How hard can this get? I wonder to myself as I glide into the air. I am in the air, with my arms outstretched and my flaps billowing in the wind. I look down at the pokemon that is a legendary and that I want to befriend. Why do I want to befriend this pokemon? It's because I think it would be extremely great if I had a legendary by my side. I smile as I think of having a legendary pokemon as my friend, and then I fly down towards the ground to battle. I use thunder, and then the move misses as the pokemon immediately dodges it. This is going to be a hard battle, I realize when my thunder misses. Anyway, I don't think I've told my story in the best detail possible so let me start from the beginning.

I am a male Emolga, and I am a loner. I hate to say it like that but it is the truth. I've never had any friends while I was growing up, I was abandoned at birth. I know because the pokemon that lived around me always told me that I was abandoned at birth and that I would never find any friends and stuff. It always makes me sad to hear these things, and one day when I am upset thinking about not having friends, I just can't take it anymore. I fly into the air, and then I feel myself beginning to cry. I'm so sad, that I stay in the air, and then all of a sudden I look down. I see the grass and trees with apples in them, and I see a horde of unfamiliar pokemon gathering. I want to go down to see what is happening, but I don't because I'm afraid of being picked on again. I stay in the air, and am alone with my thoughts.

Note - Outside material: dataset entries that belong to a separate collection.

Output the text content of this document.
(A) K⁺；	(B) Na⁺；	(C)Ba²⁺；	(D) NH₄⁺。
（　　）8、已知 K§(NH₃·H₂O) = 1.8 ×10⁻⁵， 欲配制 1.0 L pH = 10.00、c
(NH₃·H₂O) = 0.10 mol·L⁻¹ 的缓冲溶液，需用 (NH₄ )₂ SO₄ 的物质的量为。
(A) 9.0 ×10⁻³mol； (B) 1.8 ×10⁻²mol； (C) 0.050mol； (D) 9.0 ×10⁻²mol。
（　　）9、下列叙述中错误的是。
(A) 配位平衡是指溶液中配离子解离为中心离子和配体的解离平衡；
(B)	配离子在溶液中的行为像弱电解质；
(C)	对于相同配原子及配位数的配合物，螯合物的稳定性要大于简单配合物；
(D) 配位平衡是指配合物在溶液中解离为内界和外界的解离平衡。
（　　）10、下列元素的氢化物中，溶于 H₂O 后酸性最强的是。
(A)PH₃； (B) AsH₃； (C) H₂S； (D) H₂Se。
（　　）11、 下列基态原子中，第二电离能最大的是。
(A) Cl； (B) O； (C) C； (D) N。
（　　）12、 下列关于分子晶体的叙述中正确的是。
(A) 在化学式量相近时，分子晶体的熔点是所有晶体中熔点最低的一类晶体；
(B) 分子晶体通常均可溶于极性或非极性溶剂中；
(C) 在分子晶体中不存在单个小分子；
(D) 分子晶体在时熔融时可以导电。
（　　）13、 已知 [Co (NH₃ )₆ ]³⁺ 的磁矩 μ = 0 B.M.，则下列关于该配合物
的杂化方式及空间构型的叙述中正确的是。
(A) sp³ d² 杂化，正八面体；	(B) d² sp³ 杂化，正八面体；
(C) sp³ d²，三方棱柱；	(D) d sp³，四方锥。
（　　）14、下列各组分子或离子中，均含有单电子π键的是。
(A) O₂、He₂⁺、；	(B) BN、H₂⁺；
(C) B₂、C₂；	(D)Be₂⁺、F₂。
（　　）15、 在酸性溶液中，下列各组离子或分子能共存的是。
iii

So I should probably say more about myself. I have a very boring life, all I do is eat apples from trees, sleep in a tree, fly around the beautiful Unova region, and basically just stare into the sky. This is extremely boring and I don't even know how long I've been doing this for. I eventually get bored of it, and I just want to make a friend with someone. I've never had a friend, and I don't know why. So I'm hoping that I can eventually talk to some pokemon who knows a little bit about why I was abandoned and why no one really wants to be my friend. I care about pokemon, but I also care about myself. I don't want anything bad to happen to any pokemon, and this makes me nervous. I look down to the group of pokemon that are down there, and I am curious to know what is going on. I want to make sure that no one is hurt or in danger so I glide towards the ground and then see what is going on.

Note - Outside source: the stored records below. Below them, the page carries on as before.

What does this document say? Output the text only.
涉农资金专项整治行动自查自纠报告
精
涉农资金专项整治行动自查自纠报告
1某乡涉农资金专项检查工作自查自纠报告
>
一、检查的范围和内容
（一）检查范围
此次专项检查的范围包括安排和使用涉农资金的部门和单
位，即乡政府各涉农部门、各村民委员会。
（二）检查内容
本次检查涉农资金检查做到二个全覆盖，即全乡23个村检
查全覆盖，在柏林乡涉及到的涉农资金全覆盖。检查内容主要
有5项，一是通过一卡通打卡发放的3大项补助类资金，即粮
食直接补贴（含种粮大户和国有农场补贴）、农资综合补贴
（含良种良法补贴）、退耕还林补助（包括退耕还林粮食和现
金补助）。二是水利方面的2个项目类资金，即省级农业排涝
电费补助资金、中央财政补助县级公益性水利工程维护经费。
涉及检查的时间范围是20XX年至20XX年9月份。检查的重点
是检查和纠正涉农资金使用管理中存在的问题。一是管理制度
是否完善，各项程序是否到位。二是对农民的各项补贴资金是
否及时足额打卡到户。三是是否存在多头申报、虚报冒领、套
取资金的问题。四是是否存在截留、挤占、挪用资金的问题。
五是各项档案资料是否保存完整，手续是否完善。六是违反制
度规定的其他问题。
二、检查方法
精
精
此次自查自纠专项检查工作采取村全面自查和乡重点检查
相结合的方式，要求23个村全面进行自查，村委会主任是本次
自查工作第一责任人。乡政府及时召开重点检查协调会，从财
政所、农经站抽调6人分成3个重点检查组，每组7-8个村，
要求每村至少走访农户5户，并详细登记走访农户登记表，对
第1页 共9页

"Emolga, what are you doing here?" A young Patrat asks me. I look away in embarrassment as a lot of pokemon stare at me. Then, I force a smile to my face and say,

"What's going on everyone? I just wanted to make sure that everything is okay with everyone and that no one is in danger or hurt. I'm just trying to be concerned and friendly about the situation, so can someone please tell me?" The pokemon which are a group of Swanna, Ducklett, Patrat, Watchog, Venipede, and Scolipede just look at me in silence and then they say,

"Emolga, we don't think you'd be able to help even if you wanted to. You should just not worry about it, since your parents abandoned you at birth, we don't know if you can manage to help us or not." one of the Patrat says. I look away as this is said to me, and I feel extremely sad when I hear these words. I fly up into a tree, and stay hidden behind the leaves as the group of pokemon begin to talk. I cock my ears and listen carefully.

"So, what should we do about that legendary pokemon that has been seen around the Unova region? Should we go after it, or just see if its true or not?" The Patrat looks at everyone and then they all yell,

"YEAH!" My eyes widen as I hear this, and then I get a brilliant idea. There's a legendary pokemon somewhere? Should I try to find it? Would I be more accepted and respected if I found and befriended this legendary pokemon? I could at least try it! I smile, and then fly into the sky while looking down to see if there are any legendary pokemon around.